In the beginning, the pandemic made some legal practices hard to maintain, said Travis Mydock, who represents the Seventh Circuit on the YLD Board of Governors.

“I do criminal, I’m a solo practitioner,” he said. “Nobody was calling, nobody was getting arrested, but things have sort of picked up.”

Young lawyers have been hampered by lack of childcare, but judges and other lawyers have been understanding about interruptions, he said.

“My kids are screaming in the background, their kids are screaming in the background,” he said. “But we’re all in this together, we’re all getting through it.”

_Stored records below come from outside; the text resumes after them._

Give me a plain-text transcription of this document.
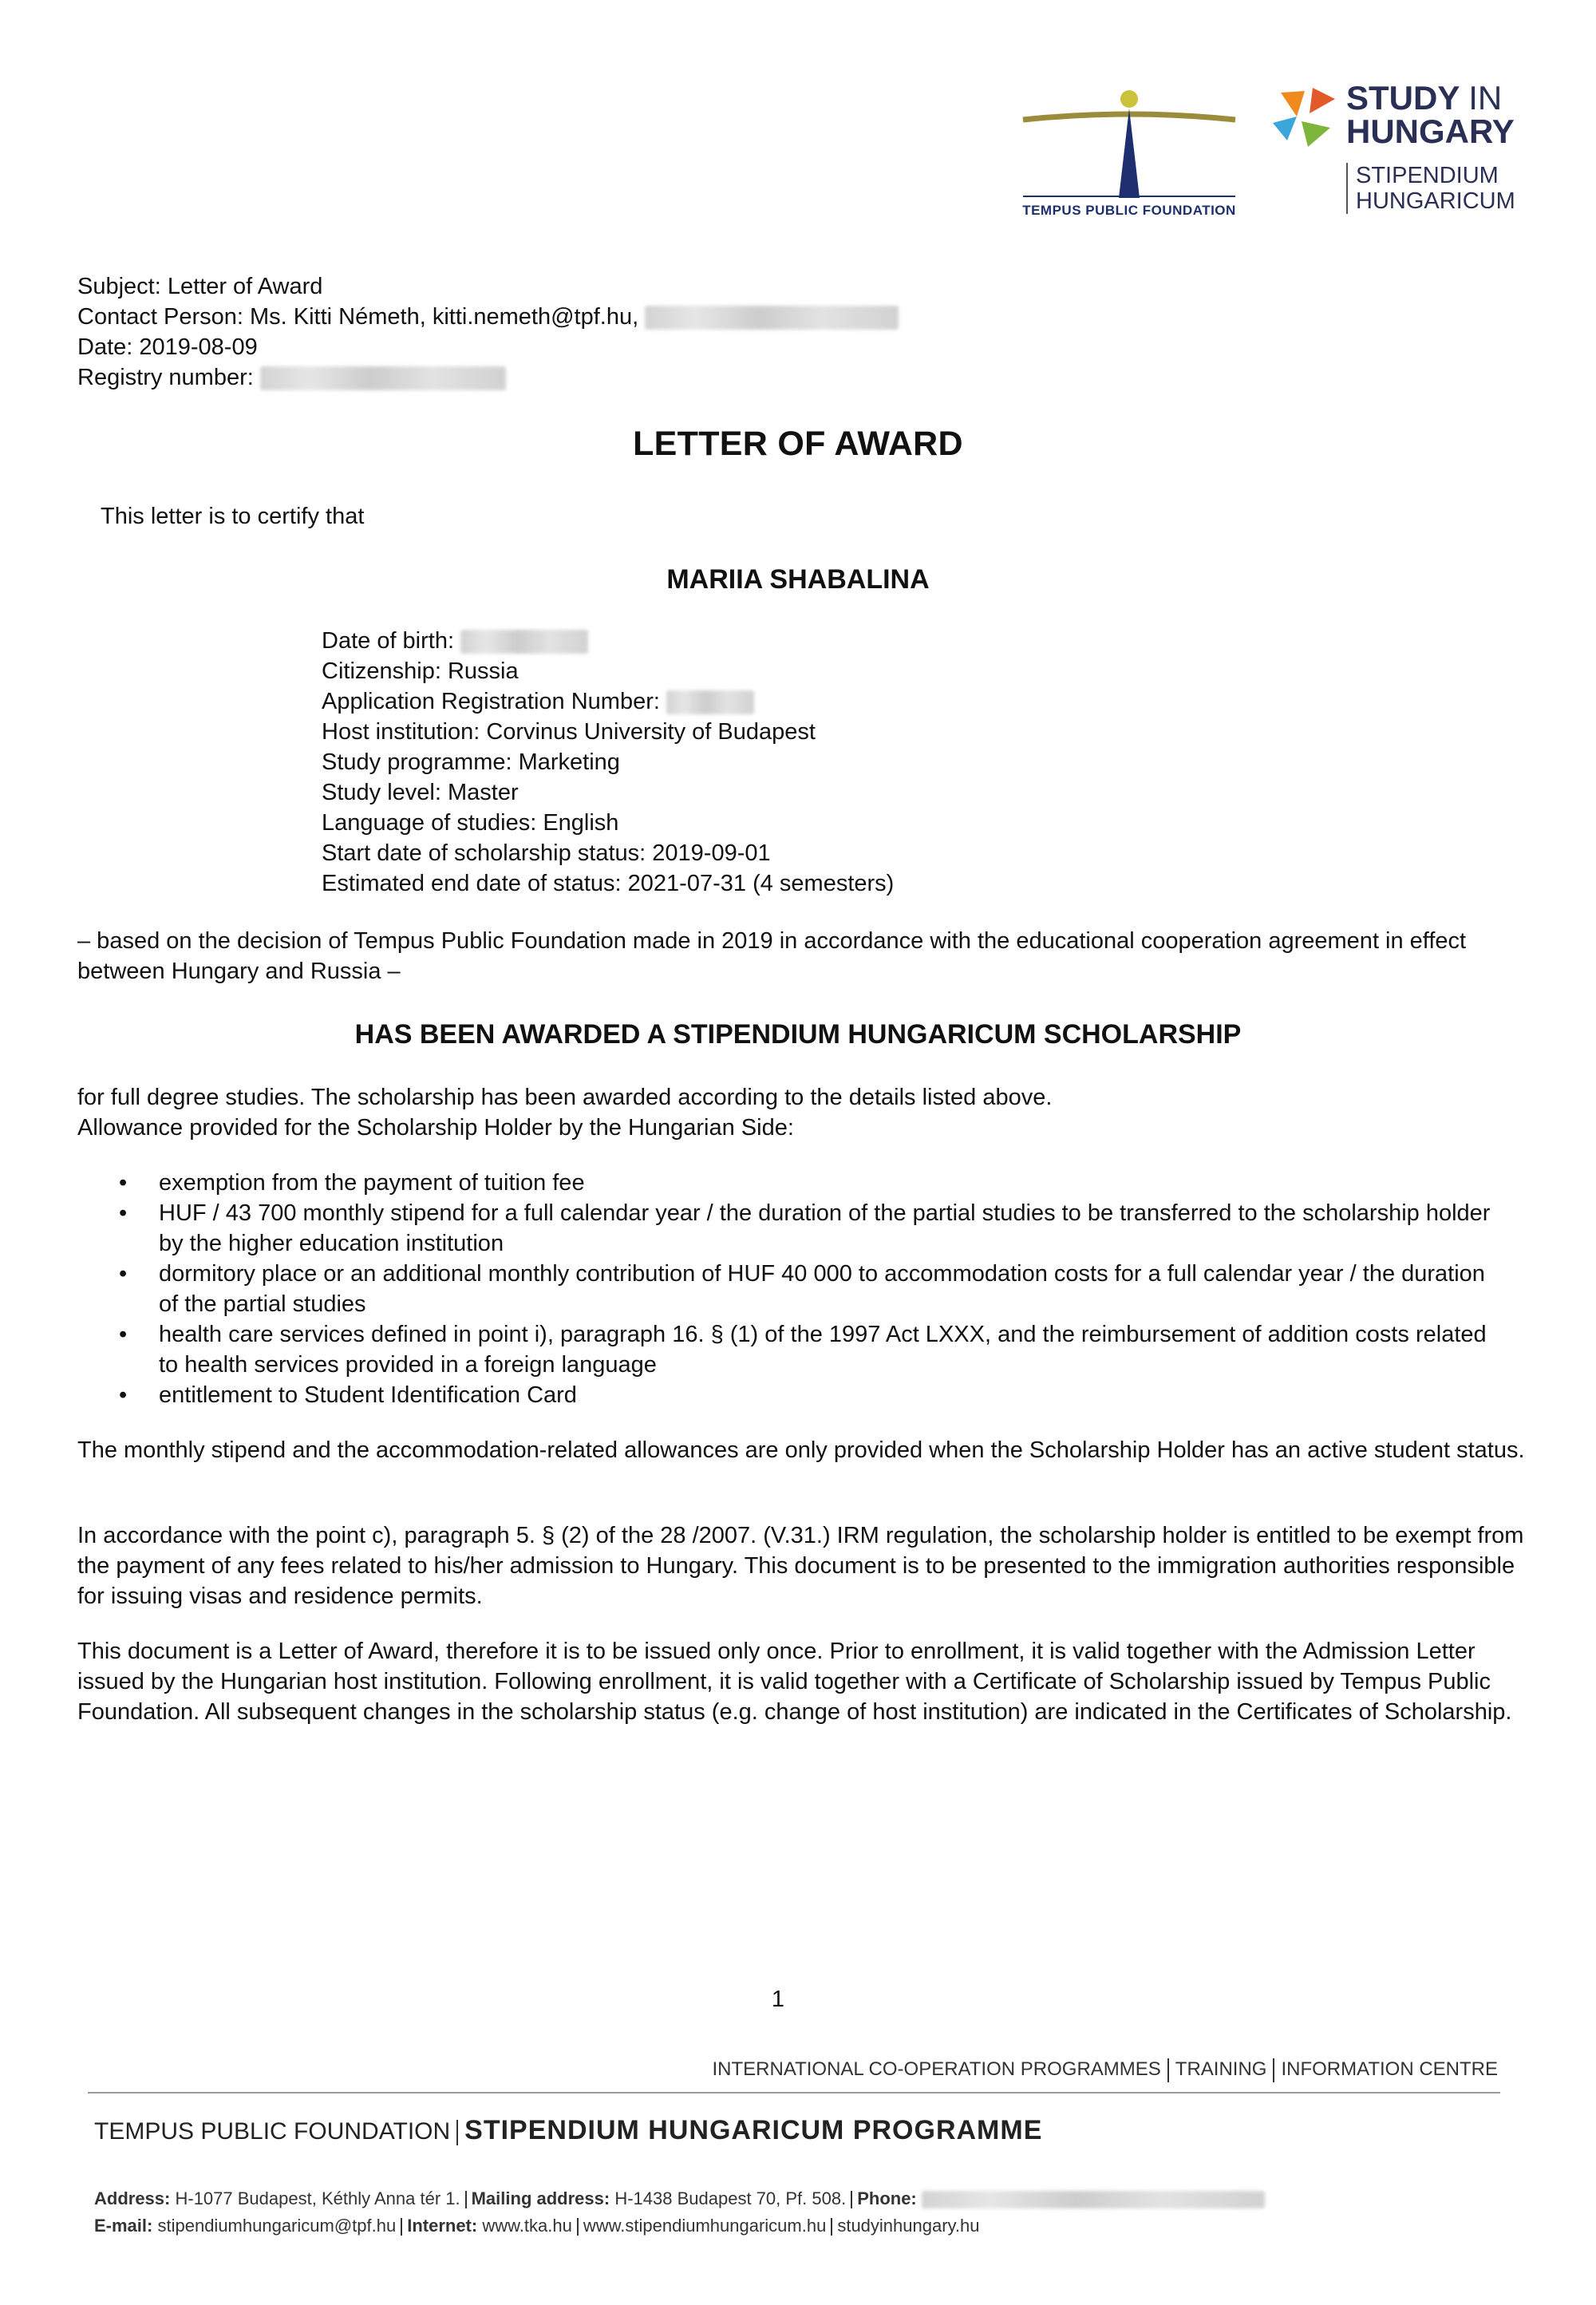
TEMPUS PUBLIC FOUNDATION
STUDY IN
HUNGARY
STIPENDIUM
HUNGARICUM
Subject: Letter of Award
Contact Person: Ms. Kitti Németh, kitti.nemeth@tpf.hu,
Date: 2019-08-09
Registry number:
LETTER OF AWARD
This letter is to certify that
MARIIA SHABALINA
Date of birth:
Citizenship: Russia
Application Registration Number:
Host institution: Corvinus University of Budapest
Study programme: Marketing
Study level: Master
Language of studies: English
Start date of scholarship status: 2019-09-01
Estimated end date of status: 2021-07-31 (4 semesters)

– based on the decision of Tempus Public Foundation made in 2019 in accordance with the educational cooperation agreement in effect between Hungary and Russia –

HAS BEEN AWARDED A STIPENDIUM HUNGARICUM SCHOLARSHIP
for full degree studies. The scholarship has been awarded according to the details listed above.
Allowance provided for the Scholarship Holder by the Hungarian Side:
• exemption from the payment of tuition fee
• HUF / 43 700 monthly stipend for a full calendar year / the duration of the partial studies to be transferred to the scholarship holder by the higher education institution
• dormitory place or an additional monthly contribution of HUF 40 000 to accommodation costs for a full calendar year / the duration of the partial studies
• health care services defined in point i), paragraph 16. § (1) of the 1997 Act LXXX, and the reimbursement of addition costs related to health services provided in a foreign language
• entitlement to Student Identification Card

The monthly stipend and the accommodation-related allowances are only provided when the Scholarship Holder has an active student status.

In accordance with the point c), paragraph 5. § (2) of the 28 /2007. (V.31.) IRM regulation, the scholarship holder is entitled to be exempt from the payment of any fees related to his/her admission to Hungary. This document is to be presented to the immigration authorities responsible for issuing visas and residence permits.

This document is a Letter of Award, therefore it is to be issued only once. Prior to enrollment, it is valid together with the Admission Letter issued by the Hungarian host institution. Following enrollment, it is valid together with a Certificate of Scholarship issued by Tempus Public Foundation. All subsequent changes in the scholarship status (e.g. change of host institution) are indicated in the Certificates of Scholarship.

1
INTERNATIONAL CO-OPERATION PROGRAMMES TRAINING INFORMATION CENTRE
TEMPUS PUBLIC FOUNDATION STIPENDIUM HUNGARICUM PROGRAMME
Address: H-1077 Budapest, Kéthly Anna tér 1. Mailing address: H-1438 Budapest 70, Pf. 508. Phone:
E-mail: stipendiumhungaricum@tpf.hu Internet: www.tka.hu www.stipendiumhungaricum.hu studyinhungary.hu
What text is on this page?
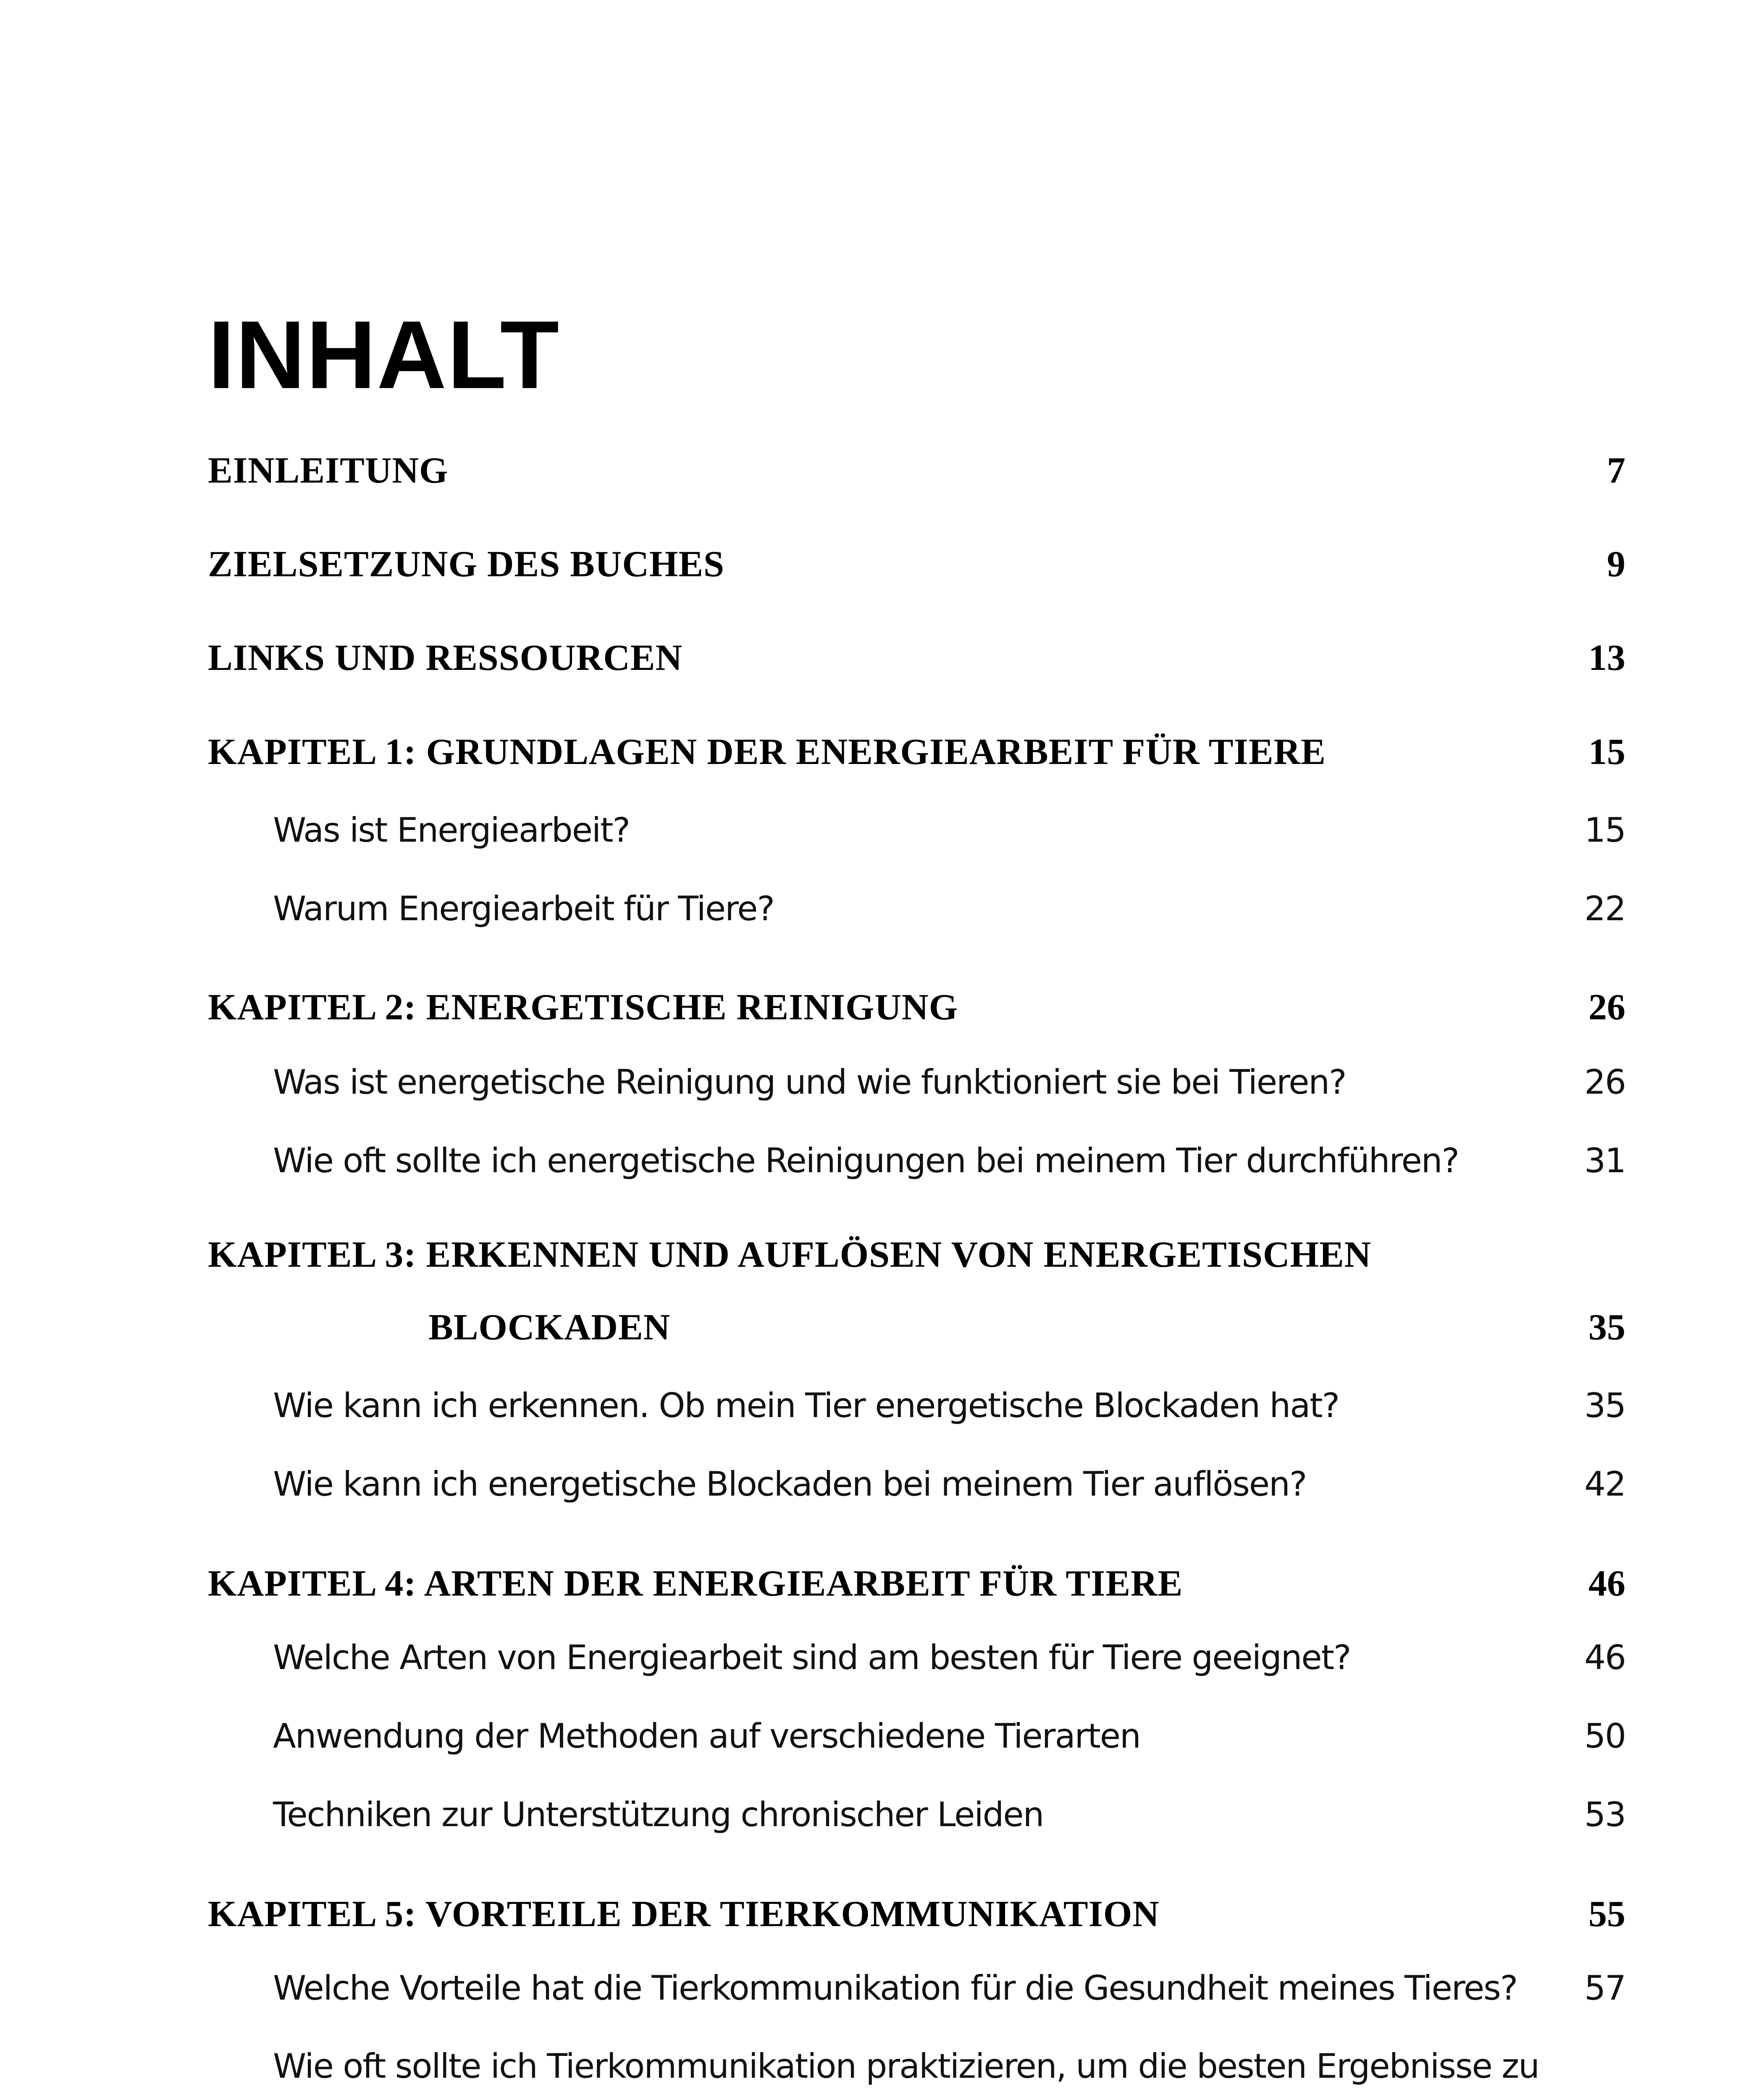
INHALT
EINLEITUNG	7
ZIELSETZUNG DES BUCHES	9
LINKS UND RESSOURCEN	13
KAPITEL 1: GRUNDLAGEN DER ENERGIEARBEIT FÜR TIERE	15
Was ist Energiearbeit?	15
Warum Energiearbeit für Tiere?	22
KAPITEL 2: ENERGETISCHE REINIGUNG	26
Was ist energetische Reinigung und wie funktioniert sie bei Tieren?	26
Wie oft sollte ich energetische Reinigungen bei meinem Tier durchführen?	31
KAPITEL 3: ERKENNEN UND AUFLÖSEN VON ENERGETISCHEN
BLOCKADEN	35
Wie kann ich erkennen. Ob mein Tier energetische Blockaden hat?	35
Wie kann ich energetische Blockaden bei meinem Tier auflösen?	42
KAPITEL 4: ARTEN DER ENERGIEARBEIT FÜR TIERE	46
Welche Arten von Energiearbeit sind am besten für Tiere geeignet?	46
Anwendung der Methoden auf verschiedene Tierarten	50
Techniken zur Unterstützung chronischer Leiden	53
KAPITEL 5: VORTEILE DER TIERKOMMUNIKATION	55
Welche Vorteile hat die Tierkommunikation für die Gesundheit meines Tieres? 57
Wie oft sollte ich Tierkommunikation praktizieren, um die besten Ergebnisse zu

Foster-Morales urged participants to take advantage of the new Florida Lawyers Helpline (1-833-FL1-HELP).

The confidential service, staffed 24/7 by licensed professionals, offers access to free mental-health counseling, child and senior care, financial counseling, and a host of other services.

“If you are going through some stresses, I think we all are, I know I am, I urge you to call,” she said. “Confidentiality is a real important part of the helpline. That means that even if I wanted to call to get basic information…what are the big questions, what are their big concerns…their answer is, ‘I can’t tell you.’”

Flagler County Bar Association President Alicia Washington said her group wanted to sponsor weekly Zoom meetings so members could offer mutual support, but there was resistance.

“We thought about doing that happy hour Zoom,” she said. “But I don’t think lawyers by nature are very trusting. Questions came up, like, is it going to be recorded?”

Christina J. Opsahl, president of the St. Johns County Bar Association, said her group managed to sponsor a judicial roundtable to discuss evidence submission, and other “lunch and learn” sessions.

But now that infection rates are declining, pressure is building to return to in-person events.